Although Brown had mustered 15 extra votes compared with the first ballot, Wilson increased his total by 29 to win a comfortable victory. According to the following day's The Glasgow Herald while Wilson's win by 41 votes was larger than had been anticipated earlier in the contest, it was not a surprise as "the tide began to run strongly in his [Wilson's] favour" after the previous week's vote ballot. The same article concluded that Labour MP's had picked Wilson as the "more credible alternative Prime Minister", arguing that his performances in the House of Commons and on television were more statesman like than those of "the bluff, outspoken Mr Brown".

At 46, Wilson was Labour's youngest leader until Tony Blair became leader in 1994 at the age of 41.

==Aftermath==
Following his election, Harold Wilson pledged to preserve party unity and continue the policy direction established under Hugh Gaitskell, declaring that he had been chosen by the party as a whole rather than by any faction. Although Wilson secured a majority of 41 votes over George Brown, the distribution of support—particularly from the party centre—was seen as ensuring a broadly balanced mandate rather than a decisive shift to the left.
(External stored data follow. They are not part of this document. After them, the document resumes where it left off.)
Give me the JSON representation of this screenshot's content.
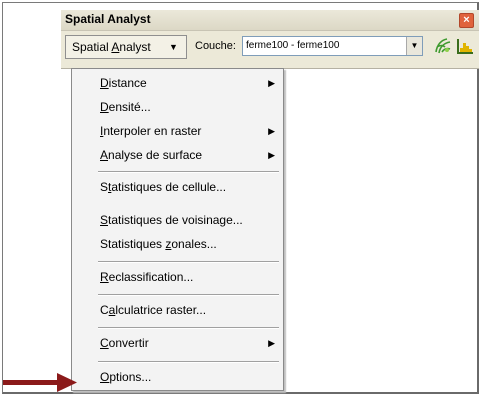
{
  "panel": {
    "title": "Spatial Analyst",
    "close_icon": "close-icon"
  },
  "toolbar": {
    "menu_button": {
      "pre": "Spatial ",
      "key": "A",
      "post": "nalyst"
    },
    "layer_label": "Couche:",
    "layer_value": "ferme100 - ferme100",
    "icons": [
      "map-tool-icon",
      "histogram-icon"
    ]
  },
  "menu": {
    "items": [
      {
        "pre": "",
        "key": "D",
        "post": "istance"
      },
      {
        "pre": "",
        "key": "D",
        "post": "ensité..."
      },
      {
        "pre": "",
        "key": "I",
        "post": "nterpoler en raster"
      },
      {
        "pre": "",
        "key": "A",
        "post": "nalyse de surface"
      },
      {
        "pre": "S",
        "key": "t",
        "post": "atistiques de cellule..."
      },
      {
        "pre": "",
        "key": "S",
        "post": "tatistiques de voisinage..."
      },
      {
        "pre": "Statistiques ",
        "key": "z",
        "post": "onales..."
      },
      {
        "pre": "",
        "key": "R",
        "post": "eclassification..."
      },
      {
        "pre": "C",
        "key": "a",
        "post": "lculatrice raster..."
      },
      {
        "pre": "",
        "key": "C",
        "post": "onvertir"
      },
      {
        "pre": "",
        "key": "O",
        "post": "ptions..."
      }
    ]
  },
  "colors": {
    "arrow": "#8b1a1a",
    "toolbar_bg": "#ece9d8"
  }
}
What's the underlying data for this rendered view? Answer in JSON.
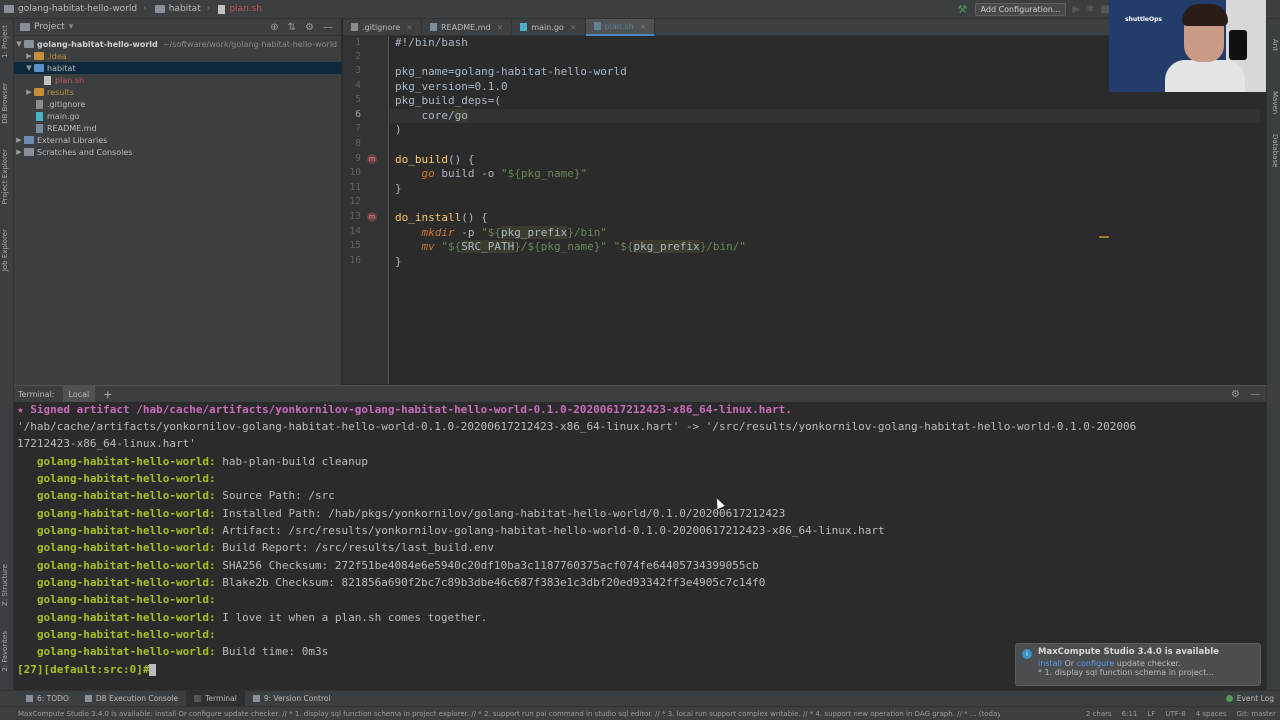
{
  "breadcrumb": {
    "project": "golang-habitat-hello-world",
    "folder": "habitat",
    "file": "plan.sh"
  },
  "toolbar_top": {
    "add_configuration": "Add Configuration..."
  },
  "project_panel": {
    "title": "Project",
    "tree": {
      "root": "golang-habitat-hello-world",
      "root_path": "~/software/work/golang-habitat-hello-world",
      "idea": ".idea",
      "habitat": "habitat",
      "plan_sh": "plan.sh",
      "results": "results",
      "gitignore": ".gitignore",
      "main_go": "main.go",
      "readme": "README.md",
      "external_libraries": "External Libraries",
      "scratches": "Scratches and Consoles"
    }
  },
  "editor_tabs": [
    {
      "label": ".gitignore"
    },
    {
      "label": "README.md"
    },
    {
      "label": "main.go"
    },
    {
      "label": "plan.sh"
    }
  ],
  "code": {
    "line_numbers": [
      "1",
      "2",
      "3",
      "4",
      "5",
      "6",
      "7",
      "8",
      "9",
      "10",
      "11",
      "12",
      "13",
      "14",
      "15",
      "16"
    ],
    "l1": "#!/bin/bash",
    "l3_var": "pkg_name",
    "l3_val": "=golang-habitat-hello-world",
    "l4_var": "pkg_version",
    "l4_val": "=0.1.0",
    "l5_var": "pkg_build_deps",
    "l5_val": "=(",
    "l6_a": "    core/",
    "l6_b": "go",
    "l7": ")",
    "l9_fn": "do_build",
    "l9_rest": "() {",
    "l10_cmd": "go",
    "l10_rest": " build -o ",
    "l10_str": "\"${pkg_name}\"",
    "l11": "}",
    "l13_fn": "do_install",
    "l13_rest": "() {",
    "l14_cmd": "mkdir",
    "l14_rest": " -p ",
    "l14_s1": "\"${",
    "l14_var": "pkg_prefix",
    "l14_s2": "}/bin\"",
    "l15_cmd": "mv",
    "l15_s1": " \"${",
    "l15_v1": "SRC_PATH",
    "l15_s2": "}/${pkg_name}\"",
    "l15_s3": " \"${",
    "l15_v2": "pkg_prefix",
    "l15_s4": "}/bin/\"",
    "l16": "}"
  },
  "video_overlay": {
    "logo_text": "shuttleOps"
  },
  "terminal": {
    "label": "Terminal:",
    "tab": "Local",
    "lines": [
      {
        "star": "★ ",
        "bold": "Signed artifact /hab/cache/artifacts/yonkornilov-golang-habitat-hello-world-0.1.0-20200617212423-x86_64-linux.hart."
      },
      {
        "plain": "'/hab/cache/artifacts/yonkornilov-golang-habitat-hello-world-0.1.0-20200617212423-x86_64-linux.hart' -> '/src/results/yonkornilov-golang-habitat-hello-world-0.1.0-202006"
      },
      {
        "plain": "17212423-x86_64-linux.hart'"
      },
      {
        "pkg": "   golang-habitat-hello-world:",
        "text": " hab-plan-build cleanup"
      },
      {
        "pkg": "   golang-habitat-hello-world:",
        "text": ""
      },
      {
        "pkg": "   golang-habitat-hello-world:",
        "text": " Source Path: /src"
      },
      {
        "pkg": "   golang-habitat-hello-world:",
        "text": " Installed Path: /hab/pkgs/yonkornilov/golang-habitat-hello-world/0.1.0/20200617212423"
      },
      {
        "pkg": "   golang-habitat-hello-world:",
        "text": " Artifact: /src/results/yonkornilov-golang-habitat-hello-world-0.1.0-20200617212423-x86_64-linux.hart"
      },
      {
        "pkg": "   golang-habitat-hello-world:",
        "text": " Build Report: /src/results/last_build.env"
      },
      {
        "pkg": "   golang-habitat-hello-world:",
        "text": " SHA256 Checksum: 272f51be4084e6e5940c20df10ba3c1187760375acf074fe64405734399055cb"
      },
      {
        "pkg": "   golang-habitat-hello-world:",
        "text": " Blake2b Checksum: 821856a690f2bc7c89b3dbe46c687f383e1c3dbf20ed93342ff3e4905c7c14f0"
      },
      {
        "pkg": "   golang-habitat-hello-world:",
        "text": ""
      },
      {
        "pkg": "   golang-habitat-hello-world:",
        "text": " I love it when a plan.sh comes together."
      },
      {
        "pkg": "   golang-habitat-hello-world:",
        "text": ""
      },
      {
        "pkg": "   golang-habitat-hello-world:",
        "text": " Build time: 0m3s"
      },
      {
        "prompt": "[27][default:src:0]#"
      }
    ]
  },
  "notification": {
    "title": "MaxCompute Studio 3.4.0 is available",
    "install": "install",
    "or": " Or ",
    "configure": "configure",
    "tail": " update checker.",
    "item": "* 1. display sql function schema in project..."
  },
  "tool_windows": [
    {
      "label": "6: TODO"
    },
    {
      "label": "DB Execution Console"
    },
    {
      "label": "Terminal"
    },
    {
      "label": "9: Version Control"
    }
  ],
  "event_log": "Event Log",
  "left_strip": [
    "1: Project",
    "DB Browser",
    "Project Explorer",
    "Job Explorer",
    "Z: Structure",
    "2: Favorites"
  ],
  "right_strip": [
    "Ant",
    "Maven",
    "Database"
  ],
  "status": {
    "message": "MaxCompute Studio 3.4.0 is available: install Or configure update checker. // * 1. display sql function schema in project explorer. // * 2. support run pai command in studio sql editor. // * 3. local run support complex writable. // * 4. support new operation in DAG graph. // * ... (today 15:50)",
    "chars": "2 chars",
    "pos": "6:11",
    "lf": "LF",
    "enc": "UTF-8",
    "indent": "4 spaces",
    "git": "Git: master"
  },
  "colors": {
    "accent": "#4a88c7",
    "package_green": "#a8c023",
    "signed_magenta": "#c96bbd",
    "link_blue": "#589df6"
  }
}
Attention immediately focused on whether Brown would remain deputy leader. Brown requested time to consider his position, though Wilson publicly expressed his desire that the existing leadership team continue intact.

Wilson’s immediate priorities included consolidating support among Gaitskellite MPs and preparing a manifesto for the forthcoming general election, with work already under way on economic planning and fiscal reform proposals, including consideration of a levy on accumulated wealth and measures designed to link incomes policy with greater economic equality.